There is another element to the hon. Gentleman's argument that he has not thought through. He needs to take a look at clause 4(3), because he has misunderstood the process of application. He sees it as a series of big bang moments, but clause 4(3) is an iterative process. Having got the Secretary of State's approval, it is envisaged in the Bill—this rather undermines the hon. Gentleman's case for other amendments—that the application by the applicant can be varied. If the regulator has concerns about the application, it can be varied where there is disagreement. In other words, problems can be overcome by a process of discussion. The scenarios that the hon. Gentleman painted are extremely unlikely.
At the end of the day, a balance must be struck, and a judgment made.

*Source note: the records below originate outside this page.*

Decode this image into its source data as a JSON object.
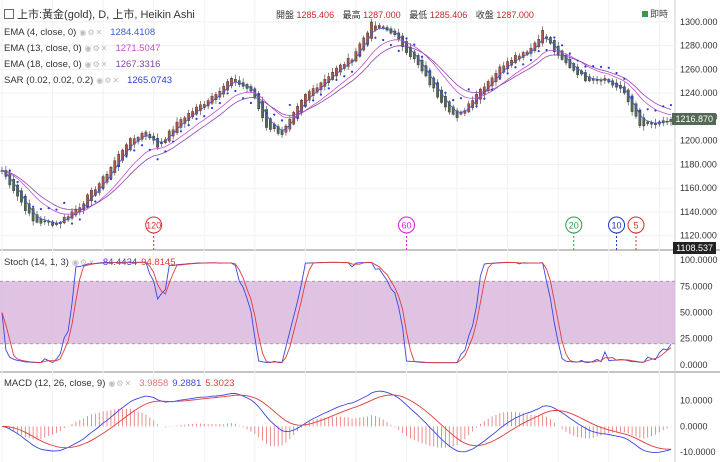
{
  "header": {
    "symbol": "上市:黃金(gold), D, 上市, Heikin Ashi",
    "open_label": "開盤",
    "open": "1285.406",
    "high_label": "最高",
    "high": "1287.000",
    "low_label": "最低",
    "low": "1285.406",
    "close_label": "收盤",
    "close": "1287.000",
    "live_label": "即時"
  },
  "indicators": [
    {
      "name": "EMA (4, close, 0)",
      "value": "1284.4108",
      "color": "#3b5bd6"
    },
    {
      "name": "EMA (13, close, 0)",
      "value": "1271.5047",
      "color": "#c24fcf"
    },
    {
      "name": "EMA (18, close, 0)",
      "value": "1267.3316",
      "color": "#8e44ad"
    },
    {
      "name": "SAR (0.02, 0.02, 0.2)",
      "value": "1265.0743",
      "color": "#2b3bd9"
    }
  ],
  "price_axis": {
    "ticks": [
      "1300.000",
      "1280.000",
      "1260.000",
      "1240.000",
      "1220.000",
      "1200.000",
      "1180.000",
      "1160.000",
      "1140.000",
      "1120.000"
    ],
    "last_price": "1216.870",
    "last_low": "1108.537"
  },
  "markers": [
    {
      "label": "120",
      "color": "#d32f2f",
      "index": 39
    },
    {
      "label": "60",
      "color": "#d81bd8",
      "index": 104
    },
    {
      "label": "20",
      "color": "#2e9e4c",
      "index": 147
    },
    {
      "label": "10",
      "color": "#1a35c9",
      "index": 158
    },
    {
      "label": "5",
      "color": "#d32f2f",
      "index": 163
    }
  ],
  "stoch": {
    "name": "Stoch (14, 1, 3)",
    "k": "84.4434",
    "d": "94.8145",
    "ticks": [
      "100.0000",
      "75.0000",
      "50.0000",
      "25.0000",
      "0.0000"
    ]
  },
  "macd": {
    "name": "MACD (12, 26, close, 9)",
    "hist": "3.9858",
    "macd": "9.2881",
    "signal": "5.3023",
    "ticks": [
      "10.0000",
      "0.0000",
      "-10.0000"
    ]
  },
  "colors": {
    "up": "#b5533f",
    "down": "#526a55",
    "k_line": "#3b45e0",
    "d_line": "#e03b3b",
    "hist": "#e57373",
    "band": "#d8b4dc"
  },
  "chart_data": [
    {
      "type": "candlestick",
      "title": "上市:黃金(gold), D, 上市, Heikin Ashi",
      "ylim": [
        1108,
        1310
      ],
      "anchors": [
        [
          0,
          1175
        ],
        [
          8,
          1132
        ],
        [
          14,
          1130
        ],
        [
          20,
          1145
        ],
        [
          26,
          1168
        ],
        [
          32,
          1198
        ],
        [
          37,
          1208
        ],
        [
          40,
          1195
        ],
        [
          46,
          1218
        ],
        [
          52,
          1232
        ],
        [
          59,
          1252
        ],
        [
          64,
          1242
        ],
        [
          68,
          1212
        ],
        [
          72,
          1206
        ],
        [
          78,
          1238
        ],
        [
          85,
          1258
        ],
        [
          90,
          1270
        ],
        [
          95,
          1298
        ],
        [
          100,
          1292
        ],
        [
          106,
          1268
        ],
        [
          112,
          1238
        ],
        [
          117,
          1218
        ],
        [
          122,
          1240
        ],
        [
          130,
          1268
        ],
        [
          136,
          1278
        ],
        [
          139,
          1292
        ],
        [
          143,
          1270
        ],
        [
          150,
          1252
        ],
        [
          155,
          1252
        ],
        [
          160,
          1240
        ],
        [
          164,
          1212
        ],
        [
          169,
          1214
        ],
        [
          172,
          1218
        ]
      ]
    },
    {
      "type": "line",
      "title": "Stoch (14, 1, 3)",
      "ylim": [
        -5,
        105
      ],
      "bands": [
        20,
        80
      ]
    },
    {
      "type": "bar",
      "title": "MACD (12, 26, close, 9)",
      "ylim": [
        -13,
        16
      ]
    }
  ]
}
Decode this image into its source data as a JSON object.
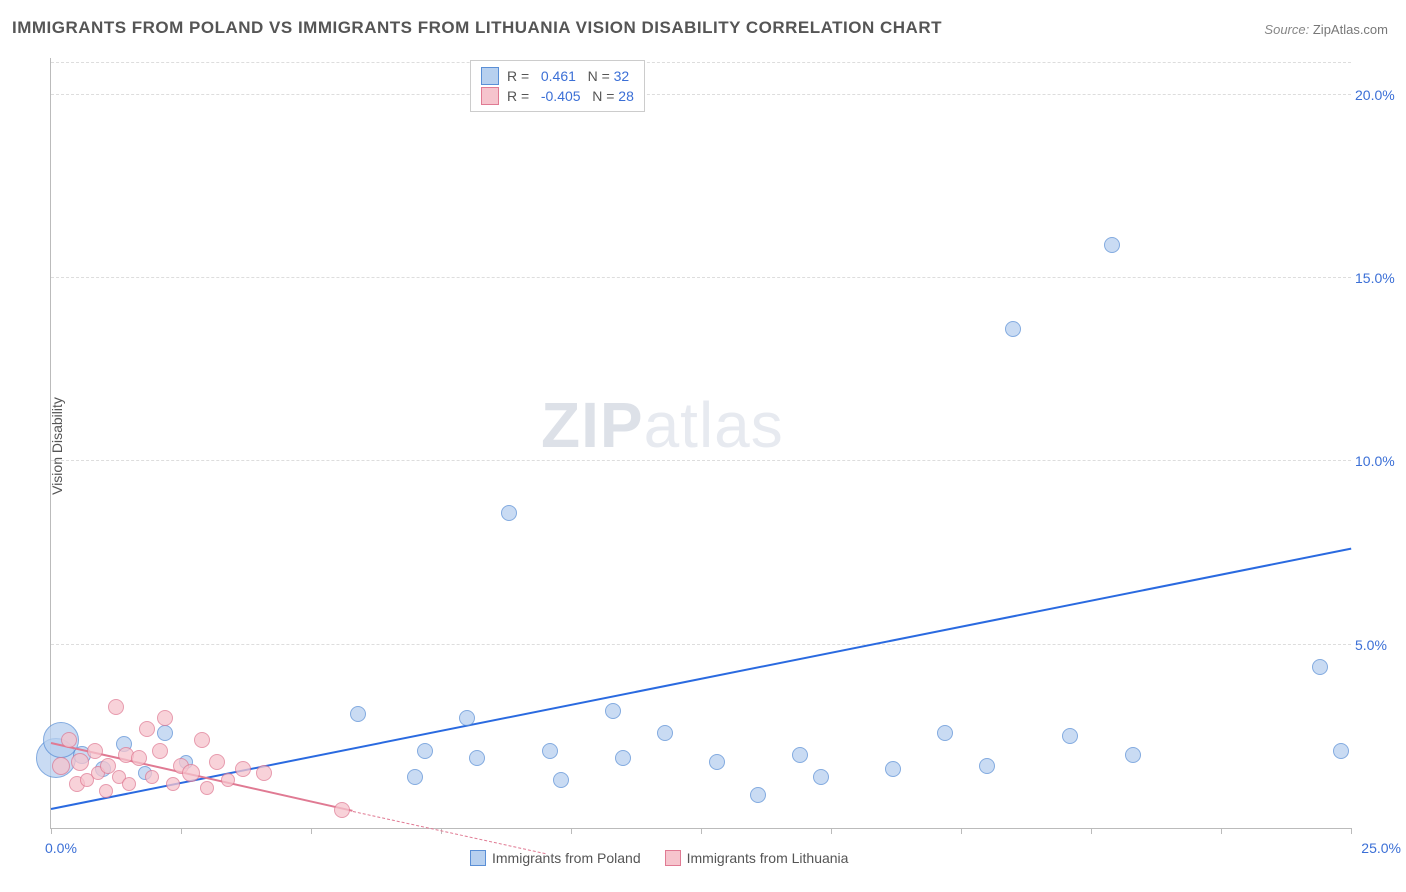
{
  "title": "IMMIGRANTS FROM POLAND VS IMMIGRANTS FROM LITHUANIA VISION DISABILITY CORRELATION CHART",
  "source_label": "Source:",
  "source_value": "ZipAtlas.com",
  "ylabel": "Vision Disability",
  "watermark_a": "ZIP",
  "watermark_b": "atlas",
  "chart": {
    "type": "scatter",
    "xlim": [
      0,
      25
    ],
    "ylim": [
      0,
      21
    ],
    "y_ticks": [
      5,
      10,
      15,
      20
    ],
    "y_tick_labels": [
      "5.0%",
      "10.0%",
      "15.0%",
      "20.0%"
    ],
    "x_tick_positions": [
      0,
      2.5,
      5,
      7.5,
      10,
      12.5,
      15,
      17.5,
      20,
      22.5,
      25
    ],
    "x_start_label": "0.0%",
    "x_end_label": "25.0%",
    "background_color": "#ffffff",
    "grid_color": "#dddddd",
    "axis_color": "#bbbbbb",
    "series": [
      {
        "name": "Immigrants from Poland",
        "fill": "#b7d0ef",
        "stroke": "#5a8fd6",
        "line_color": "#2a6ae0",
        "R": "0.461",
        "N": "32",
        "trend": {
          "x1": 0,
          "y1": 0.5,
          "x2": 25,
          "y2": 7.6,
          "dashed": false
        },
        "points": [
          {
            "x": 0.1,
            "y": 1.9,
            "r": 20
          },
          {
            "x": 0.2,
            "y": 2.4,
            "r": 18
          },
          {
            "x": 0.6,
            "y": 2.0,
            "r": 9
          },
          {
            "x": 1.0,
            "y": 1.6,
            "r": 8
          },
          {
            "x": 1.4,
            "y": 2.3,
            "r": 8
          },
          {
            "x": 1.8,
            "y": 1.5,
            "r": 7
          },
          {
            "x": 2.2,
            "y": 2.6,
            "r": 8
          },
          {
            "x": 2.6,
            "y": 1.8,
            "r": 7
          },
          {
            "x": 5.9,
            "y": 3.1,
            "r": 8
          },
          {
            "x": 7.0,
            "y": 1.4,
            "r": 8
          },
          {
            "x": 7.2,
            "y": 2.1,
            "r": 8
          },
          {
            "x": 8.0,
            "y": 3.0,
            "r": 8
          },
          {
            "x": 8.2,
            "y": 1.9,
            "r": 8
          },
          {
            "x": 8.8,
            "y": 8.6,
            "r": 8
          },
          {
            "x": 9.6,
            "y": 2.1,
            "r": 8
          },
          {
            "x": 9.8,
            "y": 1.3,
            "r": 8
          },
          {
            "x": 10.8,
            "y": 3.2,
            "r": 8
          },
          {
            "x": 11.0,
            "y": 1.9,
            "r": 8
          },
          {
            "x": 11.8,
            "y": 2.6,
            "r": 8
          },
          {
            "x": 12.8,
            "y": 1.8,
            "r": 8
          },
          {
            "x": 13.6,
            "y": 0.9,
            "r": 8
          },
          {
            "x": 14.4,
            "y": 2.0,
            "r": 8
          },
          {
            "x": 14.8,
            "y": 1.4,
            "r": 8
          },
          {
            "x": 16.2,
            "y": 1.6,
            "r": 8
          },
          {
            "x": 17.2,
            "y": 2.6,
            "r": 8
          },
          {
            "x": 18.0,
            "y": 1.7,
            "r": 8
          },
          {
            "x": 18.5,
            "y": 13.6,
            "r": 8
          },
          {
            "x": 19.6,
            "y": 2.5,
            "r": 8
          },
          {
            "x": 20.4,
            "y": 15.9,
            "r": 8
          },
          {
            "x": 20.8,
            "y": 2.0,
            "r": 8
          },
          {
            "x": 24.4,
            "y": 4.4,
            "r": 8
          },
          {
            "x": 24.8,
            "y": 2.1,
            "r": 8
          }
        ]
      },
      {
        "name": "Immigrants from Lithuania",
        "fill": "#f6c4cd",
        "stroke": "#e07a93",
        "line_color": "#e07a93",
        "R": "-0.405",
        "N": "28",
        "trend": {
          "x1": 0,
          "y1": 2.3,
          "x2": 5.8,
          "y2": 0.45,
          "dashed": false
        },
        "trend_ext": {
          "x1": 5.8,
          "y1": 0.45,
          "x2": 9.5,
          "y2": -0.7,
          "dashed": true
        },
        "points": [
          {
            "x": 0.2,
            "y": 1.7,
            "r": 9
          },
          {
            "x": 0.35,
            "y": 2.4,
            "r": 8
          },
          {
            "x": 0.5,
            "y": 1.2,
            "r": 8
          },
          {
            "x": 0.55,
            "y": 1.8,
            "r": 9
          },
          {
            "x": 0.7,
            "y": 1.3,
            "r": 7
          },
          {
            "x": 0.85,
            "y": 2.1,
            "r": 8
          },
          {
            "x": 0.9,
            "y": 1.5,
            "r": 7
          },
          {
            "x": 1.05,
            "y": 1.0,
            "r": 7
          },
          {
            "x": 1.1,
            "y": 1.7,
            "r": 8
          },
          {
            "x": 1.25,
            "y": 3.3,
            "r": 8
          },
          {
            "x": 1.3,
            "y": 1.4,
            "r": 7
          },
          {
            "x": 1.45,
            "y": 2.0,
            "r": 8
          },
          {
            "x": 1.5,
            "y": 1.2,
            "r": 7
          },
          {
            "x": 1.7,
            "y": 1.9,
            "r": 8
          },
          {
            "x": 1.85,
            "y": 2.7,
            "r": 8
          },
          {
            "x": 1.95,
            "y": 1.4,
            "r": 7
          },
          {
            "x": 2.1,
            "y": 2.1,
            "r": 8
          },
          {
            "x": 2.2,
            "y": 3.0,
            "r": 8
          },
          {
            "x": 2.35,
            "y": 1.2,
            "r": 7
          },
          {
            "x": 2.5,
            "y": 1.7,
            "r": 8
          },
          {
            "x": 2.7,
            "y": 1.5,
            "r": 9
          },
          {
            "x": 2.9,
            "y": 2.4,
            "r": 8
          },
          {
            "x": 3.0,
            "y": 1.1,
            "r": 7
          },
          {
            "x": 3.2,
            "y": 1.8,
            "r": 8
          },
          {
            "x": 3.4,
            "y": 1.3,
            "r": 7
          },
          {
            "x": 3.7,
            "y": 1.6,
            "r": 8
          },
          {
            "x": 4.1,
            "y": 1.5,
            "r": 8
          },
          {
            "x": 5.6,
            "y": 0.5,
            "r": 8
          }
        ]
      }
    ],
    "legend_top": {
      "R_label": "R =",
      "N_label": "N ="
    },
    "legend_bottom_labels": [
      "Immigrants from Poland",
      "Immigrants from Lithuania"
    ]
  }
}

We should like the process to begin where it is stated in the Bill it should start—the point at which the application has gone through—so that arrangements can be put in place for the shadow board to be chosen. It is unlikely that the hon. Gentleman's scenario would ever come to pass, first because of the robustness of the process, and secondly because of the way that we have considered and put together the process. There is no once-and-for-all judgment at the beginning. The regulator has ample opportunity in discussions with the applicant to resolve difficulties.
The hon. Gentleman made a good point but spoilt it with exaggeration towards the end of his remarks. We have considered the process very carefully in light of his amendment, but I am satisfied that the process under the Bill is sensible. It is not, as the hon. Gentleman has effectively described it, a Mickey Mouse process.